If you haven’t, You should!
You can always tell everyone, “It’s for the kids (grandkids).”
Tumblers are used for more than just tumbling stones, as if stone tumbling is not worth every penny a nice tumbler sets you back. I use my Lortone 33B double barrel tumbler (A gift from my Grand parents in about 1970) to tumble stones, polish cabbed pre-shapes for inexpensive cabs, making frosted “Tumble glass”, and most often as a final step in metal polishing, burnishing and work hardening wire wraps, chain mail, cast and fabricated pieces. When I think about my shop processes, the tumbler is one of the hardest working, most versatile pieces of equipment I own.
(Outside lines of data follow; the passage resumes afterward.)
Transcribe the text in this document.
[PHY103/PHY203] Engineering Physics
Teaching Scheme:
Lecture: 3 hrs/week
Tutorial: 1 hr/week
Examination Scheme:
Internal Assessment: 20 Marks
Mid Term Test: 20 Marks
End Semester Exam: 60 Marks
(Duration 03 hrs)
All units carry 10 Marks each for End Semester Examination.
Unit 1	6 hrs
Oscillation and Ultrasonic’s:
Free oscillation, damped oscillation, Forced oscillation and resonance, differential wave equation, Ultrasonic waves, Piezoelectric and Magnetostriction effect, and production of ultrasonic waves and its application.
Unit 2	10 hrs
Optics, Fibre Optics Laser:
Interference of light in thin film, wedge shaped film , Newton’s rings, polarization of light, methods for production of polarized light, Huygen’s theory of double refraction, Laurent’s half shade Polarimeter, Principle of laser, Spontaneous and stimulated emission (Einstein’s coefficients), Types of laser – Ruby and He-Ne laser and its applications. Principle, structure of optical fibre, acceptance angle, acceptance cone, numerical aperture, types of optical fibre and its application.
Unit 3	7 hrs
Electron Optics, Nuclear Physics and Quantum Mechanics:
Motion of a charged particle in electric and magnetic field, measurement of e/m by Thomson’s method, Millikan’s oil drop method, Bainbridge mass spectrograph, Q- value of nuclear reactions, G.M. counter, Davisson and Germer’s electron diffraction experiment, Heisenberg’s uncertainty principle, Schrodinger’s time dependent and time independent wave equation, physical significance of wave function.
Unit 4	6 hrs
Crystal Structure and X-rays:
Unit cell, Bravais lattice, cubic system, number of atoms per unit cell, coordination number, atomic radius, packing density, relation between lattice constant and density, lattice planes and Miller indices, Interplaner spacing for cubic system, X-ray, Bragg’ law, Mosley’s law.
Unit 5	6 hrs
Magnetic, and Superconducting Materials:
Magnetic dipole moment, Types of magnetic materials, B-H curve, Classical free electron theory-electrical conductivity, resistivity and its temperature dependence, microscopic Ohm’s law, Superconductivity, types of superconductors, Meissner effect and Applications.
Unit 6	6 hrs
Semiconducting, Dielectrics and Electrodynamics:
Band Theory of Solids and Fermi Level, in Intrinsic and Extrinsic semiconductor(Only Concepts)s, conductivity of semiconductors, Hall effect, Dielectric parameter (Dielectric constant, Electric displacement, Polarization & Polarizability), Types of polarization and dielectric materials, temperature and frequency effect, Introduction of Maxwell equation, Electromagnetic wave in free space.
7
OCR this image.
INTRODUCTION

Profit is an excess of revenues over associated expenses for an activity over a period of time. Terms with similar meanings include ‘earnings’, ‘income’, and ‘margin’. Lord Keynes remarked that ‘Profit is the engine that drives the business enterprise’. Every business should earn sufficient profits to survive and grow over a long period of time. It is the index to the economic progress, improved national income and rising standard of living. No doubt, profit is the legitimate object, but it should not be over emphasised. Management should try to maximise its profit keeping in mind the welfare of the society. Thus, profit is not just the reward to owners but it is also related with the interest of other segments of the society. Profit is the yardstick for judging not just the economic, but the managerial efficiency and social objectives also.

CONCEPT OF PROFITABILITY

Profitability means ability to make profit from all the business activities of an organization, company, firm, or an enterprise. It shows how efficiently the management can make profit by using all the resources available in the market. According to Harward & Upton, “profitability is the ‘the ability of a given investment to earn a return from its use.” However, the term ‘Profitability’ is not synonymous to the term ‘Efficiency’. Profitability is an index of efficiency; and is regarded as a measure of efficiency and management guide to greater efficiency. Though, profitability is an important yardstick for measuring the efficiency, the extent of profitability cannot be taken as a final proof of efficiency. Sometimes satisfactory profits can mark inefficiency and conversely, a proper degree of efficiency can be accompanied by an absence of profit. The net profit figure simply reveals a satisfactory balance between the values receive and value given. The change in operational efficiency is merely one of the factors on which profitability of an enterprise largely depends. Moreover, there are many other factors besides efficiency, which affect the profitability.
To get really good results, there is more to the “Art of Tumbling” than simply filling the barrel with stone, grit and water and letting it run. If you were dissatisfied with your first try with a hobby store tumbler and grit kit and many people are, Do not give up, come to the meeting and learn how to do it right. Experienced GCLFS stone tumblers will pass on their secrets for achieving that perfect “wet” look with your tumbler. In the first portion of the program we will take a detailed look at the steps involved for successful rock tumbling, how much stone fills a barrel, what grit stages do you use, can all stones be tumbled together, how long does it take, what types of tumblers are available, Suppliers, cost ranges and supplies; where to purchase Grit and the most asked question - Can you make the tumbler quieter when it is running!
The second portion of the program will extend the stone polishing techniques we learned for stone tumbling to the flat or vibrating lap. The process is very similar but instead of rounding and polishing the entire stone, flat lapping is used to polish a flat face on a slab or a stone like a geode or other patterned specimen that is cut in half in preparation for it’s display.
Before we flat lap, we need to cut or “slab” our stone/specimen to have a flat surface that is worthy of polishing. So we will touch briefly on slab sawing basics including securing your stone, cutting lubricants, tuning your saw and clean up.